When the Wahoos took the field again, Oct. 3 in Chapel Hill, they surprised North Carolina 16-3. A 47-7 rout of Indiana followed at Scott Stadium.

“We’ve had two decent performances back to back here now, and a fair one before,” Groh said Wednesday. “So we’re seeing some progress.”

The Cavaliers’ confidence level is “much higher than it was after week 3, I’ll say that,” said Clark, a team captain. “But it’s something that you gotta build on every week. You can’t ride that confidence from the week before and think that you’re just going to walk in and win a game.

“One of Coach’s sayings that I love is, ‘The bull doesn’t care what you did last week.’ … When a cowboy’s riding a bull, the bull doesn’t know who’s on his back. He doesn’t know if you rode the last 100 bulls before him. All he knows is he’s trying to get you off.

“So you gotta come out and prepare and keep fighting and be hungry every week. You can’t get complacent. You know the ACC, it’s a crazy place. You can lose any week..”

At 4 p.m. Saturday, in a game ESPNU will televise, Virginia takes on a Maryland team that appears headed in the opposite direction. The Terrapins, 1-1 in the ACC, are 2-4 overall and rank last in the conference in scoring defense.

But strange things tend to happen when these rivals clash. You know about the past two meetings. In 2006, Virginia led Maryland 20-0 at halftime and lost 28-26 at Scott Stadium.

“This will be a really critical challenge for us to find out just how much consistency we’re developing,” said Groh, who’s 4-4 against his Maryland counterpart, Ralph Friedgen. “I think if it starts to show up fairly repeatedly, game after game, we can tell that we’re really going down that road. Otherwise it’s just a sporadic start-and-sputter thing.”

Virginia’s roster includes nine Maryland residents, including starters Rodney McLeod (Oxon Hill), Cameron Johnson (Greenbelt) and Nick Jenkins (Westminster). Johnson’s home, in fact, is about a 10-minute drive from the Maryland campus.

Jackson is from New Jersey, but he knows several Terps, including linebacker Alex Wujciak, who’s also a Garden State native. Wujciak, based on his comments to reporters in College Park this week, has little use for UVa.
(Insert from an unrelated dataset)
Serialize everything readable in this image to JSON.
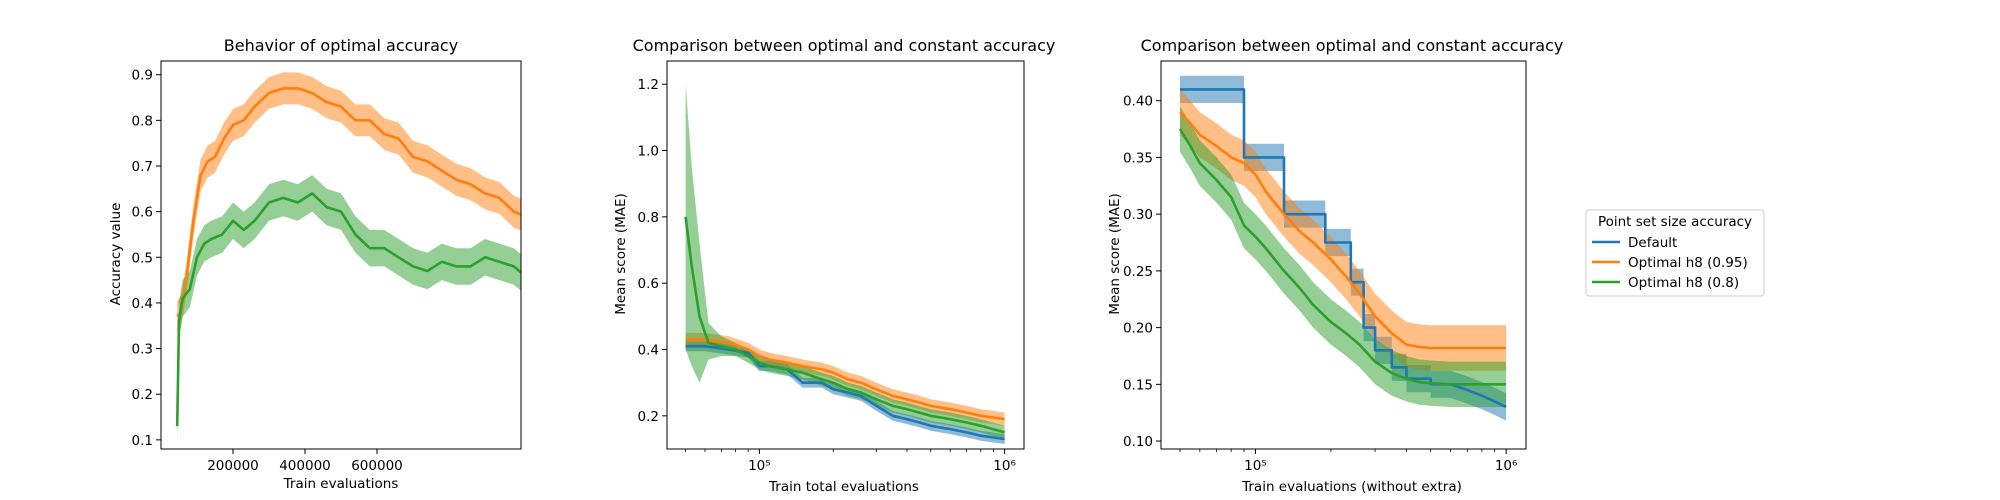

“It’s two different schools, two different atmospheres,” Wujciak said. “It’s two different types of kids. It’s definitely a serious rivalry … [Friedgen] said they’re shirt-and-tie, khaki-type of guys. I guarantee you won’t see any of us wearing that around here.”

Stoking the rivalry, of course, is this: Groh is a UVa alumnus, and Friedgen is a Maryland graduate. Each played football at his alma mater, and neither enjoys losing to the other. The same is true for their players.

“It’s a tremendous rivalry,” Jackson said. “Our guys, we take it personally. Their guys, I’m sure they take it personally too.”

Clark said: “It’s not just, ‘OK, this is a football game. This is Maryland, it’s a team on our schedule.’ No, this is backyard football, you could call it. You feel like you could go out and play a game in the streets and play these same guys. It’s a different level of intensity.”